Trump tweets can no longer move A shares

By Xie Jun Source:Global Times Published: 2019/8/26 20:41:12

Chinese investors less sensitive to trade spat, experts say

Individual investors follow the stock market at a bourse in Nanjing, East China's Jiangsu Province on Monday. Photo: IC

US President Donald Trump's tariff hike announcements for China, often made on his personal Twitter account, are gradually losing their impact on A shares as the Chinese mainland capital markets have grown increasingly immune to news about the trade spat, while such news often causes quite a storm on US stock markets. 

This shows that Chinese investors are becoming more confident, as they found that the trade war didn't affect the nation's economy as much as they had anticipated. Investors in the US, on the other hand, have started to feel panicky about the negative impact of the dispute, which they didn't care too much about in the beginning, experts said. 

The Shanghai Composite Index fell 1.17 percent on Monday while the Shenzhen Component Index was down 0.98 percent. 

The two markets fell following Trump's tweet on Friday (US time) that the US government will raise tariffs on $250 billion of Chinese goods to 30 percent from 25 percent starting on October 1. He also said the US would raise tariffs on $300 billion worth of Chinese products effective from September 1 from 10 percent to 15 percent. 

Earlier that day, China announced tariff hikes on $75 billion worth of US products in response to Trump's latest planned tariff hikes.

This wave of tit-for-tat tariffs struck a much heavier blow against the US stock markets than the Chinese markets. On Friday, the Dow Jones Industrial Average slipped 2.37 percent to 25,628.90 points, while the Nasdaq Composite Index slipped 3 percent to 7,751.77 points. 

This was in stark contrast with the situation when the trade war began. At that time, news of tariff hikes by the US often set off an instant plunge on the mainland markets. 

For example, on June 19, 2018, the Shanghai market slumped 3.78 percent and the Shenzhen market was down 5.31 percent, after Trump announced on the night of June 18 that the US would add 10 percent tariffs on $200 billion of Chinese goods. That was a punitive measure related to a round of tariff increases he just had just announced several days earlier. 

"Mainland investors took the trade war effect very seriously... a bit too seriously ... so the Chinese markets responded quickly and strongly to news of the tariff hikes. But gradually, domestic investors found that the trade war didn't hurt the Chinese economy or their lives as much as they had expected, so their confidence was restored," Xi Junyang, an economics professor at the Shanghai University of Finance and Economics, told the Global Times on Monday. 

According to Xi, news of tariff increases sent A shares down several times before. "The impact from the trade war moves on A shares is gradually decreasing and will dwindle even more in the future," he said. 

A stock investor surnamed Dai told the Global Times on Monday that news of sudden tariff hikes by Trump no longer shocks her as it did previously.
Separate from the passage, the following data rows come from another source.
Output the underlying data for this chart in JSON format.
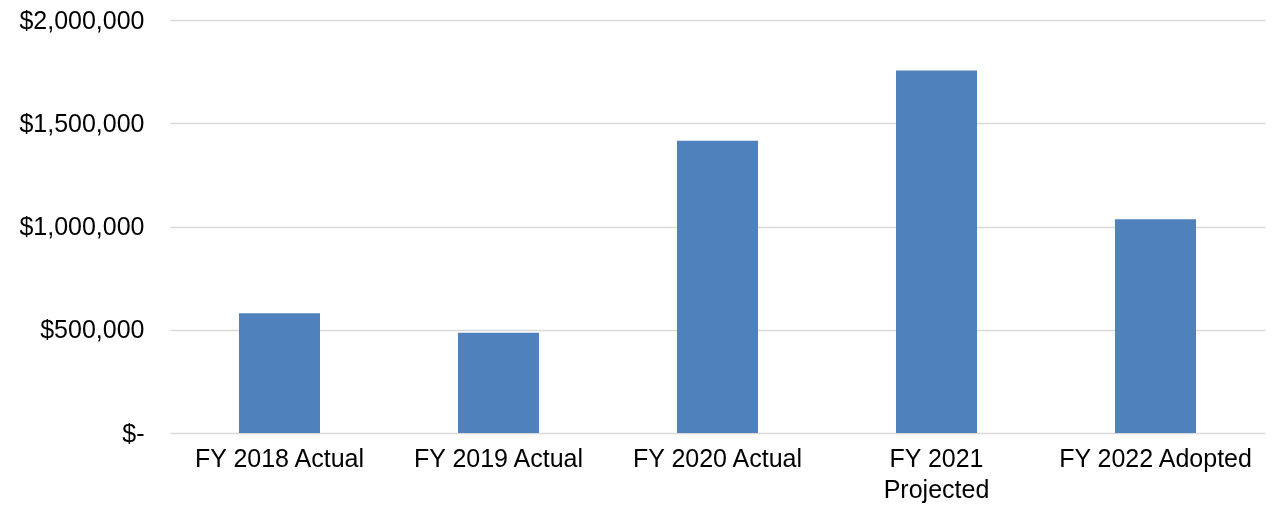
{
  "chart_data": {
    "type": "bar",
    "categories": [
      "FY 2018 Actual",
      "FY 2019 Actual",
      "FY 2020 Actual",
      "FY 2021 Projected",
      "FY 2022 Adopted"
    ],
    "values": [
      580000,
      485000,
      1415000,
      1755000,
      1035000
    ],
    "color": "#4f81bd",
    "ylim": [
      0,
      2000000
    ],
    "yticks": [
      {
        "value": 0,
        "label": "$-"
      },
      {
        "value": 500000,
        "label": "$500,000"
      },
      {
        "value": 1000000,
        "label": "$1,000,000"
      },
      {
        "value": 1500000,
        "label": "$1,500,000"
      },
      {
        "value": 2000000,
        "label": "$2,000,000"
      }
    ],
    "grid": "y"
  }
}
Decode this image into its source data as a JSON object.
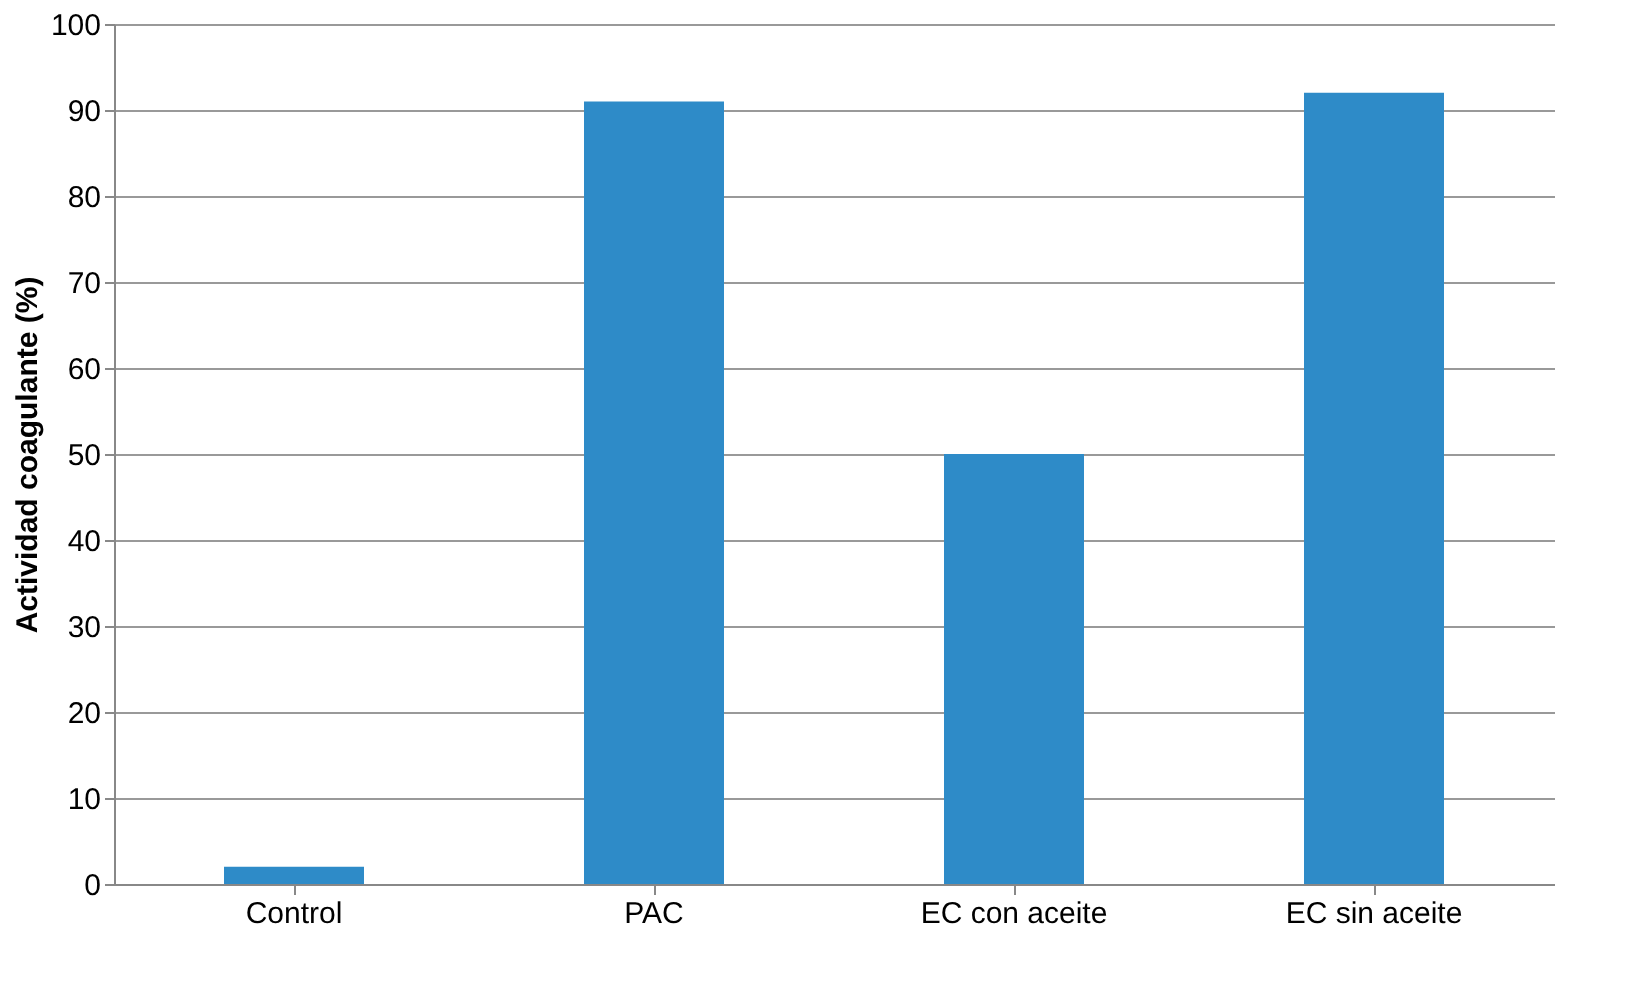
{
  "chart_data": {
    "type": "bar",
    "ylabel": "Actividad coagulante (%)",
    "categories": [
      "Control",
      "PAC",
      "EC con aceite",
      "EC sin aceite"
    ],
    "values": [
      2,
      91,
      50,
      92
    ],
    "color": "#2e8bc8",
    "ylim": [
      0,
      100
    ],
    "yticks": [
      0,
      10,
      20,
      30,
      40,
      50,
      60,
      70,
      80,
      90,
      100
    ],
    "grid": "y"
  }
}
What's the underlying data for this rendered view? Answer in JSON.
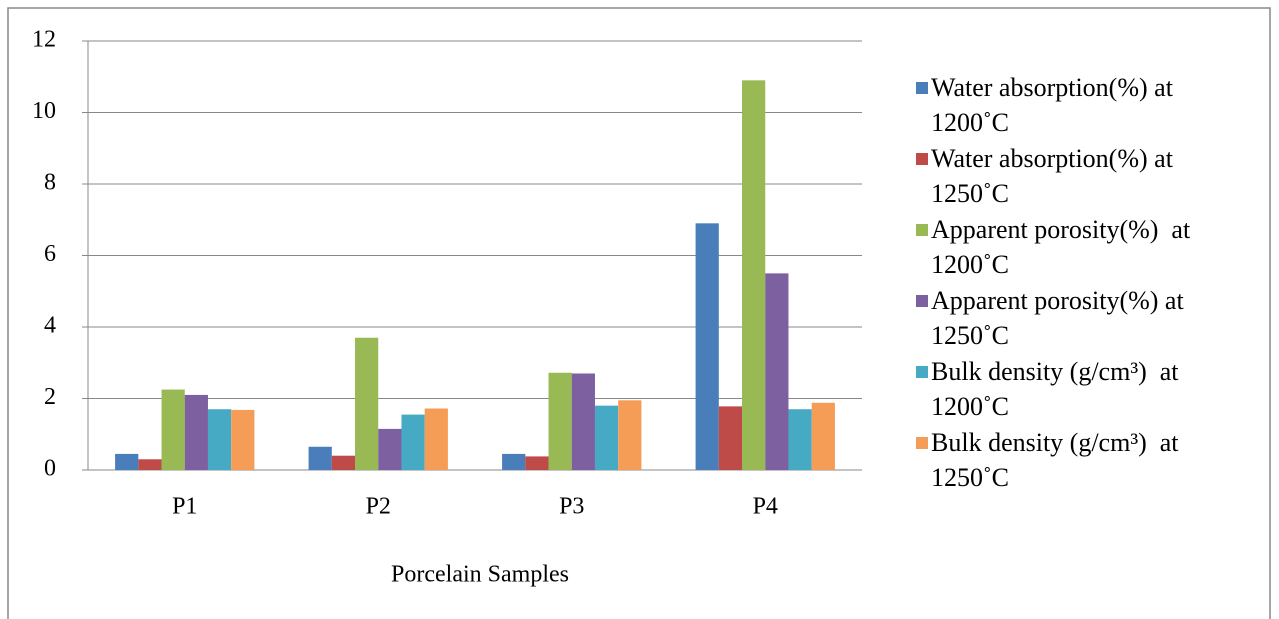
{
  "chart_data": {
    "type": "bar",
    "categories": [
      "P1",
      "P2",
      "P3",
      "P4"
    ],
    "x_label": "Porcelain Samples",
    "series": [
      {
        "name": "Water absorption(%) at 1200˚C",
        "color": "#4a7ebb",
        "values": [
          0.45,
          0.65,
          0.45,
          6.9
        ]
      },
      {
        "name": "Water absorption(%) at 1250˚C",
        "color": "#be4b48",
        "values": [
          0.3,
          0.4,
          0.38,
          1.78
        ]
      },
      {
        "name": "Apparent porosity(%)  at 1200˚C",
        "color": "#98b954",
        "values": [
          2.25,
          3.7,
          2.72,
          10.9
        ]
      },
      {
        "name": "Apparent porosity(%) at 1250˚C",
        "color": "#7d60a0",
        "values": [
          2.1,
          1.15,
          2.7,
          5.5
        ]
      },
      {
        "name": "Bulk density (g/cm³)  at 1200˚C",
        "color": "#46aac5",
        "values": [
          1.7,
          1.55,
          1.8,
          1.7
        ]
      },
      {
        "name": "Bulk density (g/cm³)  at 1250˚C",
        "color": "#f59d56",
        "values": [
          1.68,
          1.72,
          1.95,
          1.88
        ]
      }
    ],
    "ylim": [
      0,
      12
    ],
    "yticks": [
      0,
      2,
      4,
      6,
      8,
      10,
      12
    ],
    "grid": true,
    "legend": "right"
  }
}
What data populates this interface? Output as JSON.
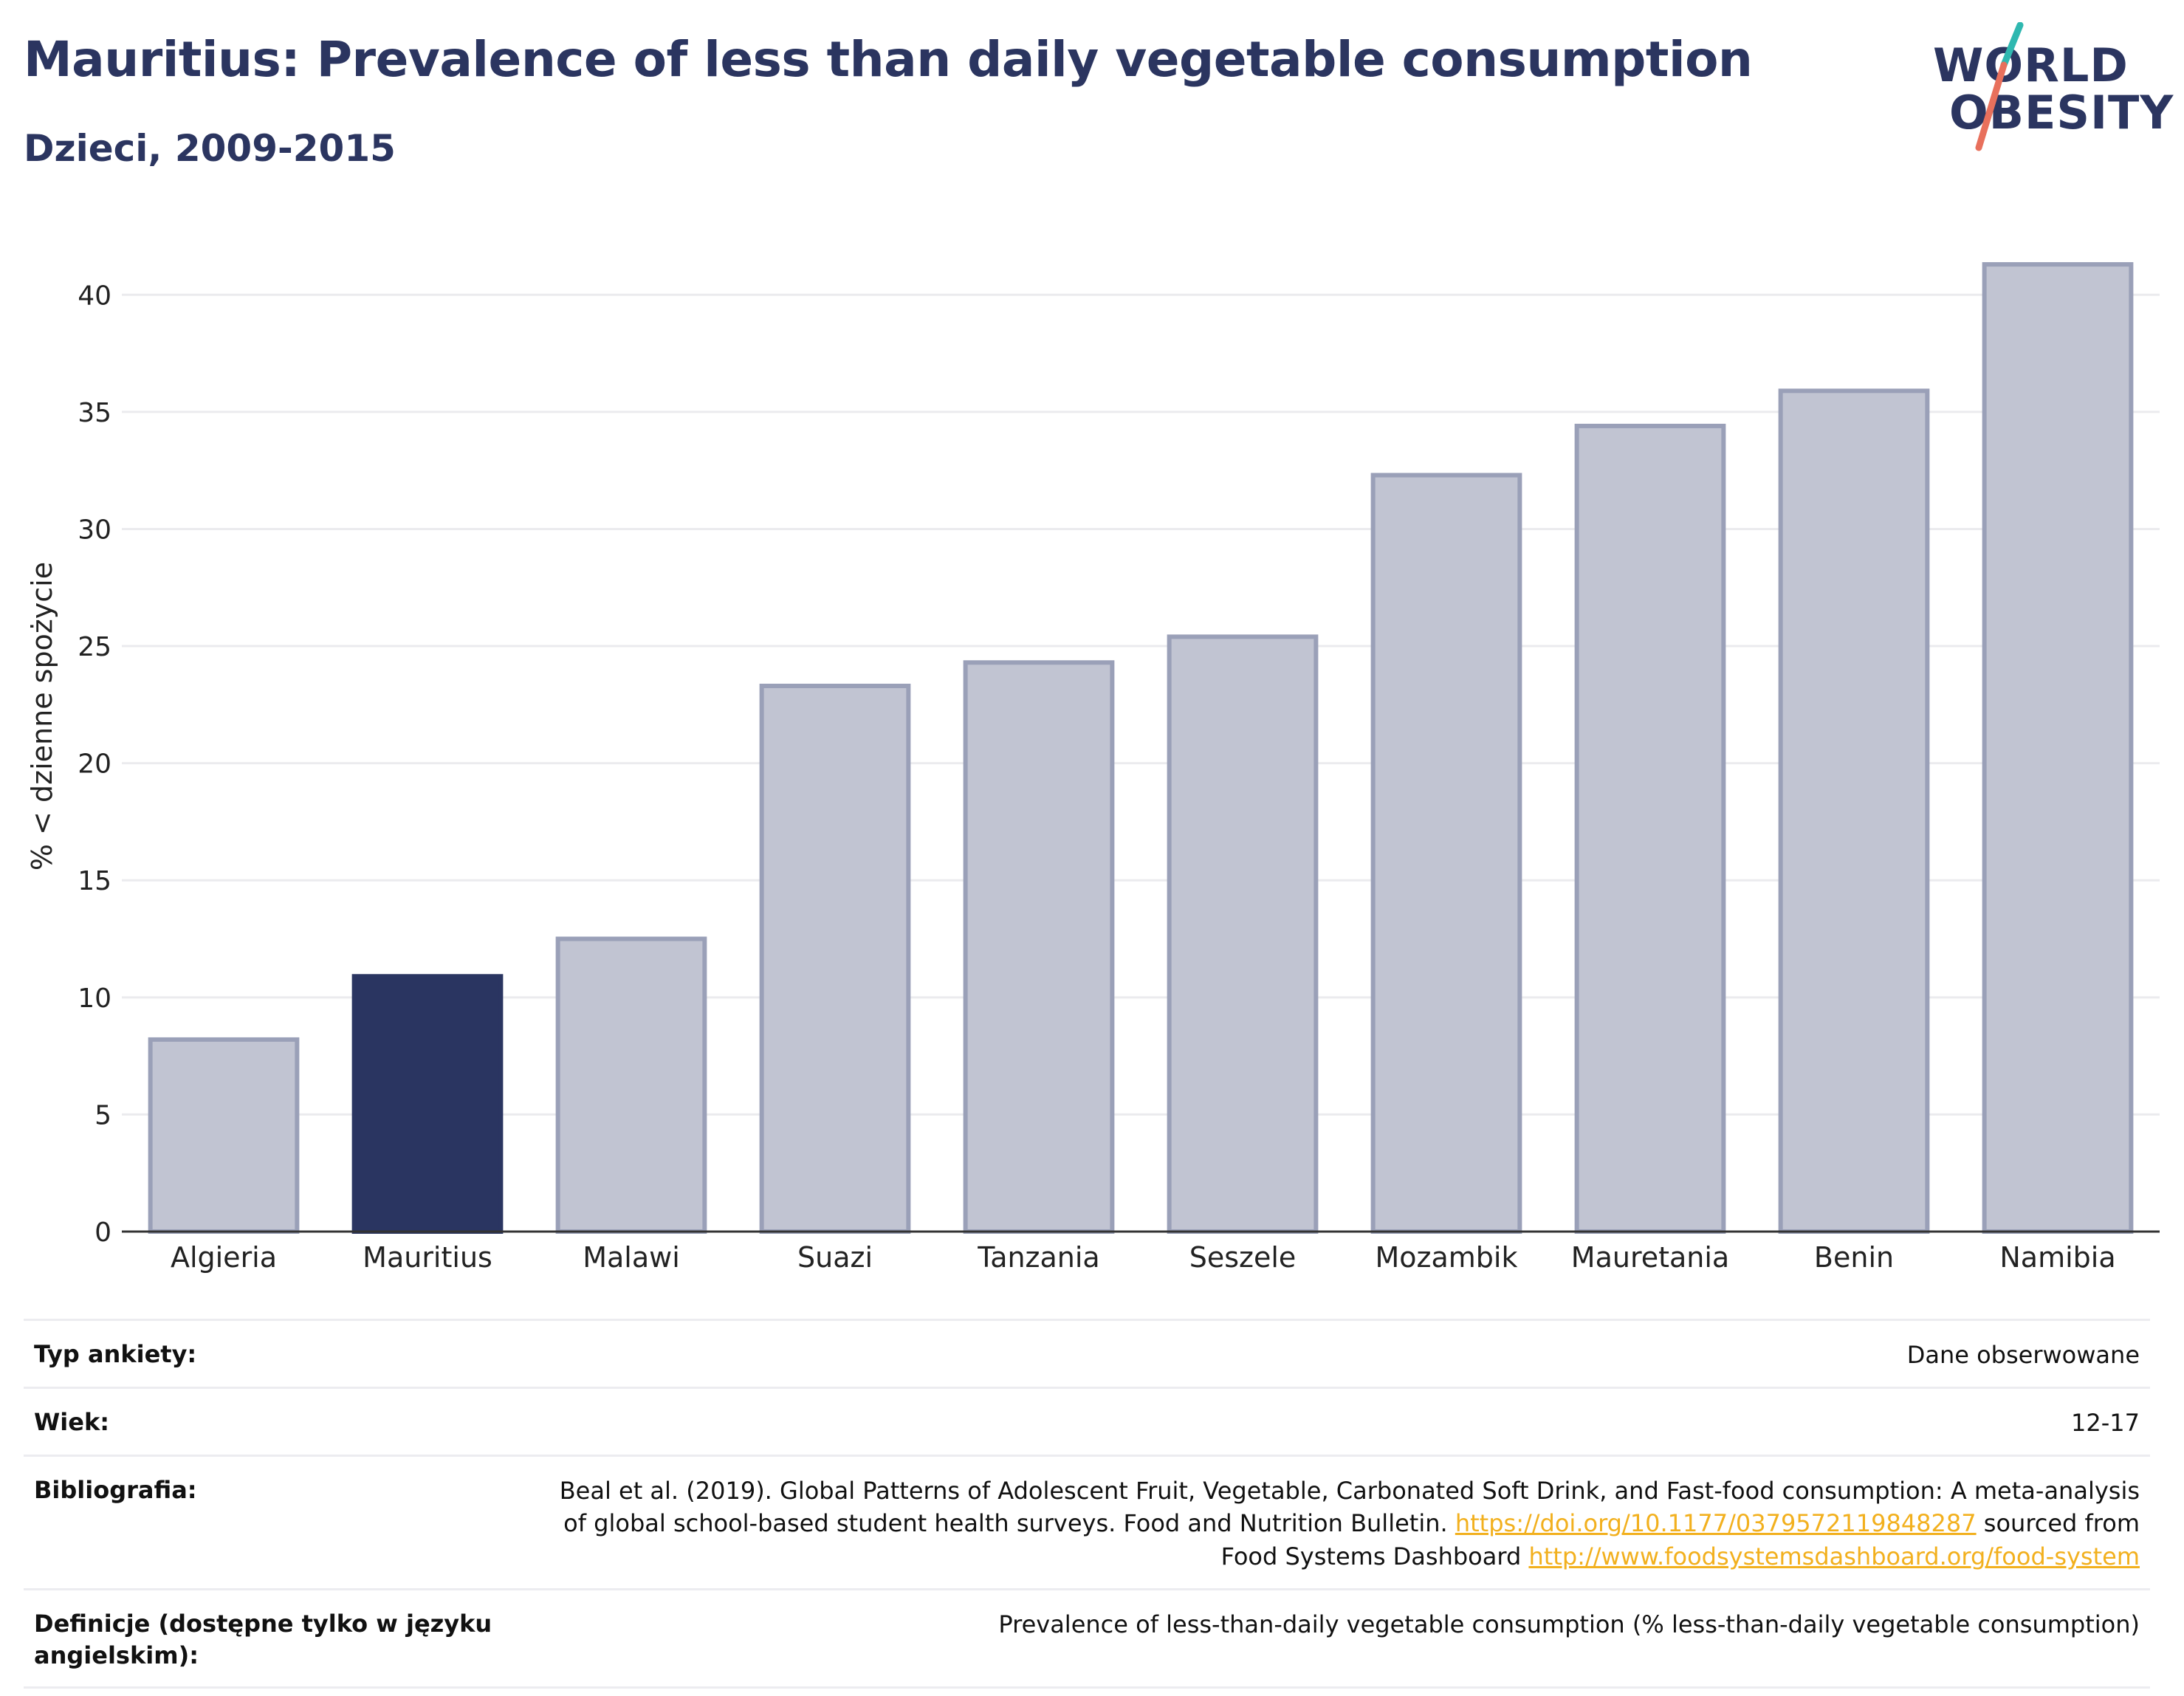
{
  "header": {
    "title": "Mauritius: Prevalence of less than daily vegetable consumption",
    "subtitle": "Dzieci, 2009-2015"
  },
  "logo": {
    "line1": "WORLD",
    "line2": "OBESITY",
    "accent_colors": [
      "#2fb8b0",
      "#e8705c"
    ],
    "text_color": "#2b3560"
  },
  "chart_data": {
    "type": "bar",
    "title": "Mauritius: Prevalence of less than daily vegetable consumption",
    "subtitle": "Dzieci, 2009-2015",
    "xlabel": "",
    "ylabel": "% < dzienne spożycie",
    "ylim": [
      0,
      42.5
    ],
    "yticks": [
      0,
      5,
      10,
      15,
      20,
      25,
      30,
      35,
      40
    ],
    "grid": true,
    "categories": [
      "Algieria",
      "Mauritius",
      "Malawi",
      "Suazi",
      "Tanzania",
      "Seszele",
      "Mozambik",
      "Mauretania",
      "Benin",
      "Namibia"
    ],
    "values": [
      8.2,
      10.9,
      12.5,
      23.3,
      24.3,
      25.4,
      32.3,
      34.4,
      35.9,
      41.3
    ],
    "highlight": "Mauritius",
    "colors": {
      "bar": "#c1c4d2",
      "bar_stroke": "#9aa0b8",
      "highlight": "#2a3561",
      "grid": "#ebebee",
      "axis": "#333333"
    }
  },
  "info": {
    "survey_type_label": "Typ ankiety:",
    "survey_type_value": "Dane obserwowane",
    "age_label": "Wiek:",
    "age_value": "12-17",
    "bibliography_label": "Bibliografia:",
    "bibliography_text_1": "Beal et al. (2019). Global Patterns of Adolescent Fruit, Vegetable, Carbonated Soft Drink, and Fast-food consumption: A meta-analysis of global school-based student health surveys. Food and Nutrition Bulletin.",
    "bibliography_link_1": "https://doi.org/10.1177/0379572119848287",
    "bibliography_text_2": "sourced from Food Systems Dashboard",
    "bibliography_link_2": "http://www.foodsystemsdashboard.org/food-system",
    "definitions_label": "Definicje (dostępne tylko w języku angielskim):",
    "definitions_value": "Prevalence of less-than-daily vegetable consumption (% less-than-daily vegetable consumption)"
  }
}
She's gotten used to it and started to view those developments as normal trade negotiation proceedings. 

Li Daxiao, chief economist at Shenzhen-based Yingda Securities, wrote in his Weibo account on Monday that as overseas capital poured into the Chinese market, mainland capital also slowly woke up. Stronger performances by blue-chip stocks also brought confidence to the market. "After years of adjustment, the resilient nature of the A-share market is becoming more and more evident," he said. 

Xi said that US investors, on the contrary, are increasingly sensitive to trade war fluctuations. They have started to feel the negative impact of the trade friction as recent US economic data pointed toward signs of recession. 

Yang Zirong, an associate research fellow of the Institute of World Economics and Politics of the Chinese Academy of Social Sciences, told the Global Times that the government has rolled out policies to support the market. For example, there was the China Securities and Regulatory Commission's meeting on Sunday to discuss capital market reforms, which injected confidence into the markets. 

Global index providers like MSCI, which are gradually including A shares, also offset external pressures on the market, he said.